# Taking SE Exam Early



## PE-CA-rys (Sep 19, 2019)

Can someone with a PE Civil in California, register and take the NCEES SE Exam in other State (Say Nevada) before completing the 3 years of work experience. Thoughts?


----------



## User1 (Sep 20, 2019)

as long as they meet the (nevada) requirements, yes.


----------



## Edub24 (Sep 20, 2019)

I believe so but you would have to wait 3 years until you can get the CA SE license by comity. A lot of people get the PE license in CA because the wait isn’t as long as other states (2 years) and eventually get the license in their home state by comity when allowed.


----------



## cal91 (Oct 7, 2019)

I'm in CA. Got my PE after my 2 years experience. 1 year later took SE in Nevada (that was in April 2019) and passed.
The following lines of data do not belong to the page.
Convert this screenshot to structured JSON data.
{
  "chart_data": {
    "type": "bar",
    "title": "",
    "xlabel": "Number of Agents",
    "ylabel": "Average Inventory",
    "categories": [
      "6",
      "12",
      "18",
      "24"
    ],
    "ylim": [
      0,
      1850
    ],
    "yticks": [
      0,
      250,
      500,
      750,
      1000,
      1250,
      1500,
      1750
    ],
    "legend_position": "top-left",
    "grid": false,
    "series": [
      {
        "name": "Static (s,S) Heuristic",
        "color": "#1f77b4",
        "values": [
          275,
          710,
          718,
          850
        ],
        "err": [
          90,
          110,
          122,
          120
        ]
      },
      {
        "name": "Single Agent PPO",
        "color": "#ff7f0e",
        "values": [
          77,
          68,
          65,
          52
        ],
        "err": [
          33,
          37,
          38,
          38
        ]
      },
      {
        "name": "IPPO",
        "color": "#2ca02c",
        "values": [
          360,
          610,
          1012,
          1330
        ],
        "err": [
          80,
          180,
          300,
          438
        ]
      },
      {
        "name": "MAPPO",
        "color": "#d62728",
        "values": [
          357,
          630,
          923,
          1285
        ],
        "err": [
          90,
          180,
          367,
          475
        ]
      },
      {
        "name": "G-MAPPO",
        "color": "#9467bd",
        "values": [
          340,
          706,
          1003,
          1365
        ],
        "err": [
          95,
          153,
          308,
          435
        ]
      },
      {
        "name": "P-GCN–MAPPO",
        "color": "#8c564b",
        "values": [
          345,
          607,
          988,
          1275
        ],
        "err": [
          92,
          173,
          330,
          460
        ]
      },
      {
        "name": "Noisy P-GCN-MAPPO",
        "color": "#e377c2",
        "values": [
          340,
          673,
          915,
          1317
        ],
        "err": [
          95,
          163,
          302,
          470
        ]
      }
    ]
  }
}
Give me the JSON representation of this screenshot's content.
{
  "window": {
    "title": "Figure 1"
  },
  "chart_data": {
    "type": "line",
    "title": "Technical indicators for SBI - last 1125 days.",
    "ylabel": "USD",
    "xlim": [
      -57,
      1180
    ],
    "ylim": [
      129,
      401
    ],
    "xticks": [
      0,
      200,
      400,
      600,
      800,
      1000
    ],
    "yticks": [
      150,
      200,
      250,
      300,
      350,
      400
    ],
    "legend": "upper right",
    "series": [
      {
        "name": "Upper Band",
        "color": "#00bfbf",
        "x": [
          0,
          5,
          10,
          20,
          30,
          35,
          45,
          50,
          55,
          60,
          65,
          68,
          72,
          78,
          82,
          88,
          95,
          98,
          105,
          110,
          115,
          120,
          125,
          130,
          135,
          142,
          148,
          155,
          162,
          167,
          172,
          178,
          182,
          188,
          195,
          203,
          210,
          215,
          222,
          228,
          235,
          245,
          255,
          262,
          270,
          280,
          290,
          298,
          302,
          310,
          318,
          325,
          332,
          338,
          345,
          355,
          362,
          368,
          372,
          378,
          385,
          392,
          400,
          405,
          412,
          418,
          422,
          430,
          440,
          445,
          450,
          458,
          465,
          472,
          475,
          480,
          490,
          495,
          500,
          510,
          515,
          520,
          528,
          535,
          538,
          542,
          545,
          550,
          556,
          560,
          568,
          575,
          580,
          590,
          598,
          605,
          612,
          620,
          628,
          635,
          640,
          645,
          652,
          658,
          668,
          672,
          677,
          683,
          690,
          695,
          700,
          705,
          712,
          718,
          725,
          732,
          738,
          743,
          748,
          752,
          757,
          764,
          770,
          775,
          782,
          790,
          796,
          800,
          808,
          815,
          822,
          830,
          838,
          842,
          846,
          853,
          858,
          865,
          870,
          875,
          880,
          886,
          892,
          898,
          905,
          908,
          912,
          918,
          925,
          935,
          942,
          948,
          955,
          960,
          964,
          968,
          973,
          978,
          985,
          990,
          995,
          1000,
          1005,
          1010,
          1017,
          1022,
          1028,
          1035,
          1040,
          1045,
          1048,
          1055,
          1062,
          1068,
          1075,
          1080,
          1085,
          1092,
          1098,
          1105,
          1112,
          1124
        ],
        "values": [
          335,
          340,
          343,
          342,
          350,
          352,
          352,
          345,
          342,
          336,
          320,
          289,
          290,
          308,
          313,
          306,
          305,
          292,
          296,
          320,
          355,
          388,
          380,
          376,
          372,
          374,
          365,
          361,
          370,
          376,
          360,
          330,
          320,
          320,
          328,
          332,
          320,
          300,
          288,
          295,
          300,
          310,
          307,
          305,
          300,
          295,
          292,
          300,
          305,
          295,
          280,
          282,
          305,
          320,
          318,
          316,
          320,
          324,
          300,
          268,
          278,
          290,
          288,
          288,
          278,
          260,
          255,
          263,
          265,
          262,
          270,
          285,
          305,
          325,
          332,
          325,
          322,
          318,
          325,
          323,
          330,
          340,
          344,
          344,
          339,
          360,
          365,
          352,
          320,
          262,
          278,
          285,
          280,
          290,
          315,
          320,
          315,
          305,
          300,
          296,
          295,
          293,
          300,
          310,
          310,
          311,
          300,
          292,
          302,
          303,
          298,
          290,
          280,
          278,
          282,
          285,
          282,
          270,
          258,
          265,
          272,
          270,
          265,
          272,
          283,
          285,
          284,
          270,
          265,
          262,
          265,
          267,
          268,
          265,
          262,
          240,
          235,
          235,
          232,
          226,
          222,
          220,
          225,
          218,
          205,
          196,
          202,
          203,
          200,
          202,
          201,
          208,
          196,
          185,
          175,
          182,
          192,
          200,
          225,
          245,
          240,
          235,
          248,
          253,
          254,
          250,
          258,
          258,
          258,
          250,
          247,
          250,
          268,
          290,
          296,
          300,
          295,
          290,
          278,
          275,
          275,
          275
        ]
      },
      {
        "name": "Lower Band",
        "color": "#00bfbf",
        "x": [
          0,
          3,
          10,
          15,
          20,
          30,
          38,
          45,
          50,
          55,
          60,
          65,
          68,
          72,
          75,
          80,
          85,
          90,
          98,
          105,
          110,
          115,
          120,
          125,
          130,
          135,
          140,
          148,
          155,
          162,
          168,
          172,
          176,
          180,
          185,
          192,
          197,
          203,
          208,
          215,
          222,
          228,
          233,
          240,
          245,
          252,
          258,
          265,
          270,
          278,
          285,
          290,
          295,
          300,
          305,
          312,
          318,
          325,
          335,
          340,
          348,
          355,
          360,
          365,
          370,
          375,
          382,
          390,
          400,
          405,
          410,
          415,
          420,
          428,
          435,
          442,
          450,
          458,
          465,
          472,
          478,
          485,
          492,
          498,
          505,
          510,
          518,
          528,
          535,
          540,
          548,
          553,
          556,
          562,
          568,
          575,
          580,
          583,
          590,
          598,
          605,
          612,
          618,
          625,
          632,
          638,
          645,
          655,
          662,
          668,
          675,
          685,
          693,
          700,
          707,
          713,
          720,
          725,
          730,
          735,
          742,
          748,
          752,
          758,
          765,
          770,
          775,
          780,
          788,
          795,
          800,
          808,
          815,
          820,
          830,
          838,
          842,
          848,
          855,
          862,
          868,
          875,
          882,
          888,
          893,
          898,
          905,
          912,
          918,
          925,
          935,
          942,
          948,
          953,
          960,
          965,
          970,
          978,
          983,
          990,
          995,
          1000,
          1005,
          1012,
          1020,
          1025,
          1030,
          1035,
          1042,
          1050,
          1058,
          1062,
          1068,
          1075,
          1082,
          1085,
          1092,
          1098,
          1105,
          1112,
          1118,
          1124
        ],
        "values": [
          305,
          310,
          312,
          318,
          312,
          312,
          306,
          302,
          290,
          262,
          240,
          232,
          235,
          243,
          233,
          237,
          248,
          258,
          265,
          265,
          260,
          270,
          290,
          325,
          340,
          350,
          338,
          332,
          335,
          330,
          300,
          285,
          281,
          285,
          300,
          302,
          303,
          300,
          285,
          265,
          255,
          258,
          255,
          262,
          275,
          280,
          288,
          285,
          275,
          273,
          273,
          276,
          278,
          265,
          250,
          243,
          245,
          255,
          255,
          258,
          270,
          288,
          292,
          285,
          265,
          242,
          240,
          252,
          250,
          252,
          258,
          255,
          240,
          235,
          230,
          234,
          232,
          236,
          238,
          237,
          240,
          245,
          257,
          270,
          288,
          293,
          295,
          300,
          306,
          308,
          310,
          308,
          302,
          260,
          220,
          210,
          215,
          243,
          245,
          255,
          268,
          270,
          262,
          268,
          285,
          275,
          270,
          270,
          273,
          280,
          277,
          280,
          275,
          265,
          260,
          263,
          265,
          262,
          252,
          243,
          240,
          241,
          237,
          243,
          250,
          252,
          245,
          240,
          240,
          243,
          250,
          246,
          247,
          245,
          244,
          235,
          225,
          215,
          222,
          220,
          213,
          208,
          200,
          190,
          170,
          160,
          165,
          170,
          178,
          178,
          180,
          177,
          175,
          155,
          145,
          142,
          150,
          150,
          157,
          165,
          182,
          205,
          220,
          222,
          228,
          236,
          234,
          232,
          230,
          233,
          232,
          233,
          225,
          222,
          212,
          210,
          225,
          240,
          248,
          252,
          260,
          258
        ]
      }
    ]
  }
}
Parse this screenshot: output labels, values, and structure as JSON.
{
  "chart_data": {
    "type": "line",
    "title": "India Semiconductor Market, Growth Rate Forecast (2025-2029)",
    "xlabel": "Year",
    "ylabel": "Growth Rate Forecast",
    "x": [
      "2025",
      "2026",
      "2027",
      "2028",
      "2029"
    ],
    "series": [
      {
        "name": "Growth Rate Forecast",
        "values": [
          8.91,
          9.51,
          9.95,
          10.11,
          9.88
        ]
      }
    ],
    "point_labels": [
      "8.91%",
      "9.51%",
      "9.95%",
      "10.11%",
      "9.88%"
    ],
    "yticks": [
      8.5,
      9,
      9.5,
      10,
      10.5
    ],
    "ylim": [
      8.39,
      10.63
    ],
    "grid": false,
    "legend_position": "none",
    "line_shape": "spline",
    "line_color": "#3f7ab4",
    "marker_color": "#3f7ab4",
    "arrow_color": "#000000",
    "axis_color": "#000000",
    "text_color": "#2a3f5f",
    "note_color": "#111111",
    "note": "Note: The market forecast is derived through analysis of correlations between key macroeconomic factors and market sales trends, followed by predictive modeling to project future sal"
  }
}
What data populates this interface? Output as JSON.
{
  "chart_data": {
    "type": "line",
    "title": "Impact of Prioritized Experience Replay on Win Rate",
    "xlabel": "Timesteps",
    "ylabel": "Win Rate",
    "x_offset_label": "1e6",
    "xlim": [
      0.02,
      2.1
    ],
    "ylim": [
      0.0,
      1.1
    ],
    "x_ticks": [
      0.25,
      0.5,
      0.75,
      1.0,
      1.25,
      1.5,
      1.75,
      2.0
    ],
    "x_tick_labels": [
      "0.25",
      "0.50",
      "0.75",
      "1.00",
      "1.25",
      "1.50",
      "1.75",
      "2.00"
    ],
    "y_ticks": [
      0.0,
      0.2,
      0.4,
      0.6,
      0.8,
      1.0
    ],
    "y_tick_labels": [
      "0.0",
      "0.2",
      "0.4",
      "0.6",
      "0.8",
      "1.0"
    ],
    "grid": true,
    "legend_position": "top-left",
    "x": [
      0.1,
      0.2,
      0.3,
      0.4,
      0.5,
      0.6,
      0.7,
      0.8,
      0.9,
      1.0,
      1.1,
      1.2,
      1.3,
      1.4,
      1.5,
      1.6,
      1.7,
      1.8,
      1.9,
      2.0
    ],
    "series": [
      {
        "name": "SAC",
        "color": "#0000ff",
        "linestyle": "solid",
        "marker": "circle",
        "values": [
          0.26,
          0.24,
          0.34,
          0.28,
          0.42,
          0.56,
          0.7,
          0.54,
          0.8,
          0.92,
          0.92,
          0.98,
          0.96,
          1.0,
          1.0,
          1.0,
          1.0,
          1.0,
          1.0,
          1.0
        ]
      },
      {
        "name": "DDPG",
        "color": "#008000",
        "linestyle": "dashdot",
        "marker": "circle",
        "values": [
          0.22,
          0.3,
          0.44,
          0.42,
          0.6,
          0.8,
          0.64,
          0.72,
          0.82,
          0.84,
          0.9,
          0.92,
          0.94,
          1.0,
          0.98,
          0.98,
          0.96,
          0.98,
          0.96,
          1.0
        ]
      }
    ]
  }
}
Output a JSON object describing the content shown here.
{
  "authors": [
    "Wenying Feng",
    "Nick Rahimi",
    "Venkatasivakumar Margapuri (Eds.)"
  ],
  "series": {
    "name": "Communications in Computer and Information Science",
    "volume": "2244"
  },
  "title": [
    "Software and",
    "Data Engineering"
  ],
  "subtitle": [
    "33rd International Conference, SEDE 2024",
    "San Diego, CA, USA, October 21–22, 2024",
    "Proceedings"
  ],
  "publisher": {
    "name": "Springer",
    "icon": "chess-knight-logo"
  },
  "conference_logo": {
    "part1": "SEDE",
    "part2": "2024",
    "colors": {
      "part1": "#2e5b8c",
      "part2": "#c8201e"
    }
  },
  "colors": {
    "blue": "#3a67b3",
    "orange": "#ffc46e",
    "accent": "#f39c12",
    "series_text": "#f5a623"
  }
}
Have not applied for a SE license in NV and don't plan to. I'll apply for my SE license in CA once I have my 3 years experience with my PE.


----------



## Robert_Hunter (Oct 8, 2019)

cal91 said:


> I'm in CA. Got my PE after my 2 years experience. 1 year later took SE in Nevada (that was in April 2019) and passed. Have not applied for a SE license in NV and don't plan to. I'll apply for my SE license in CA once I have my 3 years experience with my PE.


I have my PE in California as well, so I can sign up and take the SE in Nevada without prior approval (similar to the PE exam in California)?


----------



## PE-CA-rys (Oct 14, 2019)

According to NCEES Website, Nevada State does not require prior board authorization to register for 16 Hour structural exam.


----------



## PE-CA-rys (Oct 14, 2019)

While the California board requires prior authorization.


----------